Something I can't explain results in duplicate copies of images

I’m working with a hosted site that is missing some images.

one of the missinge images, taken from a former revision of a post, points to https://aws1.discourse-cdn.com/business7/uploads/harness/original/2X/1/16d12d54b3b4ae7aabc8a93417570bce0984e3c9.png

It appears that the image in in S3 but not in the Uploads table. Before I have been able to re-add images in a new post to have a new upload record created, which fixes all of the posts using that image when they are rebaked.

I first tried pasting in the URL hoping that Discourse would download the image and create an upload record, but it didn’t, so I uploaded it via the browser, but the new image is different and gets this URL: https://aws1.discourse-cdn.com/business7/uploads/harness/original/2X/d/d59e3eccc6d9d038b6fae8910e787e851c8714de.png (there is a chance that I reversed which image was which).

Also there is the question of how the records are missing from the Uploads table in the first place. I’m working with another formerly-hosted site, which is also missing a bunch of images from the Uploads table. This might deserve a second topic, but it might be related.
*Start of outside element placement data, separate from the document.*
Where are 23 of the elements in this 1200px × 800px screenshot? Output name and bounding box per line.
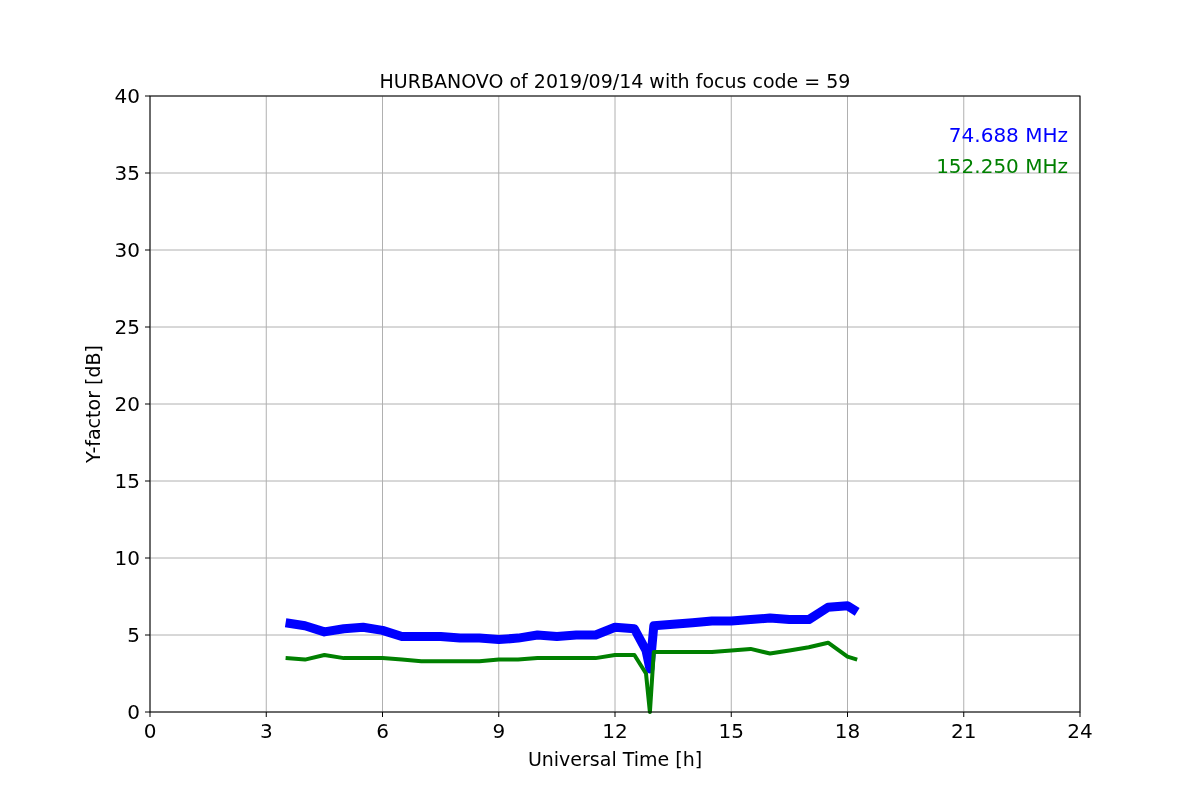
x-tick-label: 12	[602, 719, 628, 743]
x-tick-label: 9	[492, 719, 506, 743]
x-tick-label: 24	[1067, 719, 1093, 743]
legend-label: 152.250 MHz	[936, 154, 1068, 178]
x-tick-label: 6	[376, 719, 389, 743]
x-tick-label: 0	[143, 719, 157, 743]
x-tick-label: 21	[951, 719, 977, 743]
y-tick-label: 25	[114, 315, 140, 339]
y-tick-label: 0	[127, 700, 140, 724]
y-axis-label: Y-factor [dB]	[82, 345, 104, 463]
y-tick-label: 30	[114, 238, 140, 262]
y-tick-label: 15	[114, 469, 140, 493]
y-tick-label: 5	[127, 623, 140, 647]
x-tick-label: 15	[718, 719, 744, 743]
y-tick-label: 10	[114, 546, 140, 570]
y-tick-label: 40	[114, 84, 140, 108]
legend-label: 74.688 MHz	[948, 123, 1068, 147]
y-tick-label: 20	[114, 392, 140, 416]
chart-title: HURBANOVO of 2019/09/14 with focus code = 59	[379, 70, 851, 92]
y-tick-label: 35	[114, 161, 140, 185]
x-tick-label: 18	[834, 719, 861, 743]
x-tick-label: 3	[259, 719, 273, 743]
x-axis-label: Universal Time [h]	[527, 748, 703, 770]
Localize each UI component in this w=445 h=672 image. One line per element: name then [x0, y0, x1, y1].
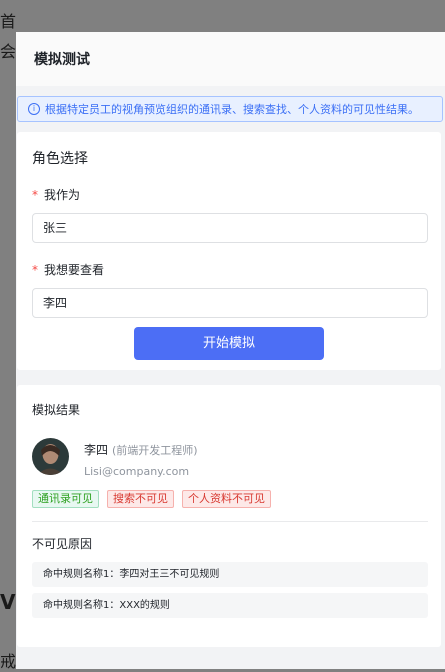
drawer-title: 模拟测试 — [34, 52, 90, 68]
role-selection-card: 角色选择 * 我作为 张三 * 我想要查看 李四 开始模拟 — [17, 132, 441, 370]
target-field-label: * 我想要查看 — [32, 261, 441, 278]
result-card: 模拟结果 李四 (前端开发工程师) Lisi@company.com 通讯录可见 … — [17, 385, 441, 647]
result-card-title: 模拟结果 — [32, 403, 81, 417]
divider — [32, 521, 428, 522]
start-simulation-button[interactable]: 开始模拟 — [134, 327, 324, 360]
reasons-title: 不可见原因 — [32, 537, 93, 551]
reason-item: 命中规则名称1：李四对王三不可见规则 — [32, 562, 428, 587]
person-email: Lisi@company.com — [84, 465, 190, 478]
visibility-tag: 搜索不可见 — [107, 490, 174, 508]
person-name: 李四 — [84, 443, 109, 457]
viewer-label-text: 我作为 — [44, 188, 81, 202]
viewer-field-label: * 我作为 — [32, 186, 441, 203]
info-icon: i — [28, 103, 40, 115]
avatar — [32, 438, 69, 475]
required-mark: * — [32, 188, 38, 202]
visibility-tag: 通讯录可见 — [32, 490, 99, 508]
person-title: (前端开发工程师) — [112, 444, 198, 457]
target-input[interactable]: 李四 — [32, 288, 428, 318]
required-mark: * — [32, 263, 38, 277]
viewer-input[interactable]: 张三 — [32, 213, 428, 243]
background-char: V — [0, 590, 16, 614]
info-alert: i 根据特定员工的视角预览组织的通讯录、搜索查找、个人资料的可见性结果。 — [17, 96, 443, 122]
target-label-text: 我想要查看 — [44, 263, 105, 277]
visibility-tag: 个人资料不可见 — [182, 490, 271, 508]
reason-item: 命中规则名称1：XXX的规则 — [32, 593, 428, 618]
drawer-header: 模拟测试 — [16, 32, 445, 86]
background-char: 会 — [0, 42, 17, 61]
simulation-drawer: 模拟测试 i 根据特定员工的视角预览组织的通讯录、搜索查找、个人资料的可见性结果… — [16, 32, 445, 669]
visibility-tags: 通讯录可见 搜索不可见 个人资料不可见 — [32, 490, 271, 508]
role-card-title: 角色选择 — [32, 151, 88, 167]
background-char: 戒 — [0, 652, 17, 671]
person-name-row: 李四 (前端开发工程师) — [84, 441, 198, 458]
info-alert-text: 根据特定员工的视角预览组织的通讯录、搜索查找、个人资料的可见性结果。 — [45, 103, 419, 116]
background-char: 首 — [0, 12, 17, 31]
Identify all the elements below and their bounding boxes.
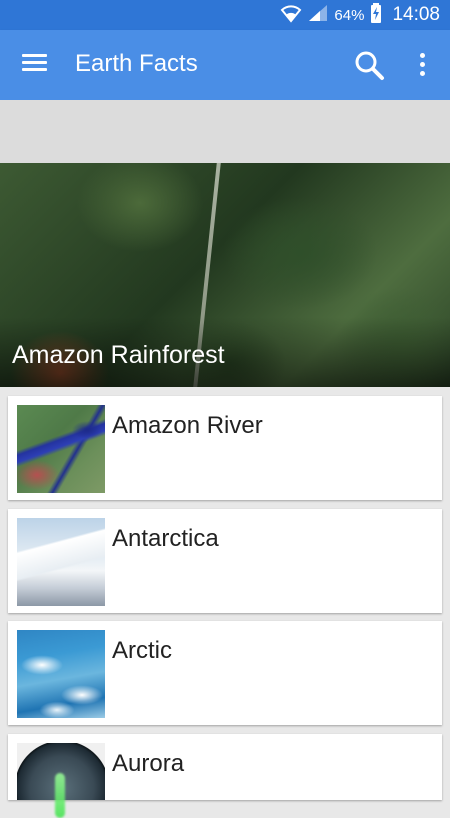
list-item-label: Antarctica: [112, 525, 219, 552]
list-item-antarctica[interactable]: Antarctica: [8, 509, 442, 613]
featured-card-amazon-rainforest[interactable]: Amazon Rainforest: [0, 163, 450, 387]
search-icon: [355, 51, 384, 80]
clock: 14:08: [392, 4, 440, 25]
featured-title: Amazon Rainforest: [12, 341, 225, 369]
signal-icon: [308, 4, 328, 27]
aurora-thumbnail: [17, 743, 105, 800]
status-indicators: 64% 14:08: [280, 0, 440, 30]
list-item-aurora[interactable]: Aurora: [8, 734, 442, 800]
menu-icon: [20, 54, 50, 71]
battery-charging-icon: [370, 2, 382, 28]
status-bar: 64% 14:08: [0, 0, 450, 30]
search-button[interactable]: [352, 48, 388, 84]
amazon-river-thumbnail: [17, 405, 105, 493]
app-bar: Earth Facts: [0, 30, 450, 100]
menu-button[interactable]: [20, 51, 50, 79]
wifi-icon: [280, 3, 302, 28]
list-item-label: Aurora: [112, 750, 185, 777]
list-item-label: Arctic: [112, 637, 172, 664]
arctic-thumbnail: [17, 630, 105, 718]
list-item-amazon-river[interactable]: Amazon River: [8, 396, 442, 500]
app-title: Earth Facts: [75, 50, 198, 77]
top-spacer: [0, 100, 450, 163]
list-item-arctic[interactable]: Arctic: [8, 621, 442, 725]
more-vert-icon: [410, 53, 434, 76]
more-options-button[interactable]: [410, 50, 434, 82]
list-item-label: Amazon River: [112, 412, 263, 439]
antarctica-thumbnail: [17, 518, 105, 606]
battery-percent: 64%: [334, 6, 365, 24]
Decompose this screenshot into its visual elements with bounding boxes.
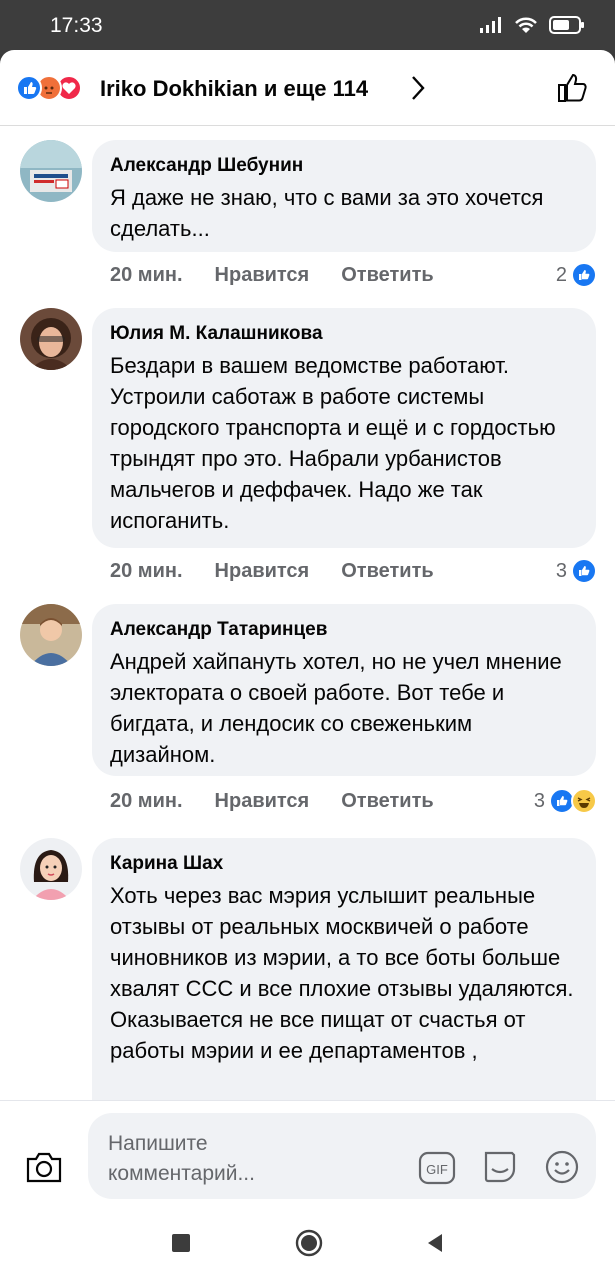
avatar[interactable] (20, 838, 82, 900)
sticker-icon[interactable] (480, 1147, 520, 1187)
reaction-count-value: 3 (533, 789, 545, 812)
comment-actions: 20 мин. Нравится Ответить (110, 790, 434, 813)
comment-time: 20 мин. (110, 560, 183, 582)
comment-input-placeholder: Напишите комментарий... (108, 1132, 255, 1185)
comment-author[interactable]: Карина Шах (110, 852, 578, 876)
comment-actions: 20 мин. Нравится Ответить (110, 264, 434, 287)
back-triangle-icon[interactable] (424, 1232, 446, 1254)
comment-text: Андрей хайпануть хотел, но не учел мнени… (110, 649, 562, 767)
recents-square-icon[interactable] (170, 1232, 192, 1254)
comment-composer: Напишите комментарий... GIF (0, 1100, 615, 1210)
system-nav-bar (0, 1210, 615, 1280)
chevron-right-icon[interactable] (408, 74, 428, 102)
gif-icon[interactable]: GIF (418, 1151, 456, 1185)
comment-bubble[interactable]: Юлия М. Калашникова Бездари в вашем ведо… (92, 308, 596, 548)
avatar[interactable] (20, 140, 82, 202)
like-reaction-icon (16, 75, 42, 101)
status-bar: 17:33 (0, 0, 615, 54)
comments-sheet: Iriko Dokhikian и еще 114 Александр Шебу… (0, 50, 615, 1210)
comment-bubble[interactable]: Карина Шах Хоть через вас мэрия услышит … (92, 838, 596, 1100)
like-badge-icon (571, 558, 597, 584)
comment-author[interactable]: Юлия М. Калашникова (110, 322, 578, 346)
reaction-count[interactable]: 3 (534, 788, 597, 814)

For a bunch of those images, I was able to find them in S3, download them, and create a new Upload record like this:

  sha1= Upload.sha1_from_short_url(short_url)
  extension = short_url.split(".").last
  upload = Upload.find_by(sha1: sha1) 
  prefix = "url for the s3 bucket"
  if !upload
    # try to find it in s3
    one = sha1[0]
    two=sha1[1]
    url_link = "#{prefix}/#{one}/#{two}/#{sha1}.#{extension}"
    puts "URL: #{url_link}"
    url = URI.parse(url_link)
    full_filename = url_link.gsub(remove_url,"/shared/uploads/default/")
    filename = "/tmp/#{File.basename(url_link.gsub(remove_url,"/shared/uploads/default/"))}"
    dirname = File.dirname(filename)
    unless File.directory?(dirname)
      FileUtils.mkdir_p(dirname)
    end
    File.open(filename, "w") do |file|
      Net::HTTP.start(url.host) do |http|
        resp = http.get(url.path)
        open(file, "wb") do |file|
          file.write(resp.body)
        end
      end
    end
      # make upload for file
   ...

It looks like this method will fix about 25% of the affected posts on the other site.

I don’t quite understand how the title of this topic related to the rest of it.

The original you linked is a 14Kb PNG. An image of such small size won’t trigger the client side image optimization routine.

Then I’m all the more confused how the same image is generating two different SHA1’s/paths?

I downloaded the image from the one bucket and uploaded it via the browser and it generated a second copy of the same image with a different filename. The two files are different; If it didn’t get changed by the browser on upload, then I don’t know what else could have changed it.

Oh. Perhaps the image in the bucket has been changed from the original image that was uploaded, so it is different from the original image. So what would need to happen is to download the original image rather than . . . no. original is in the path.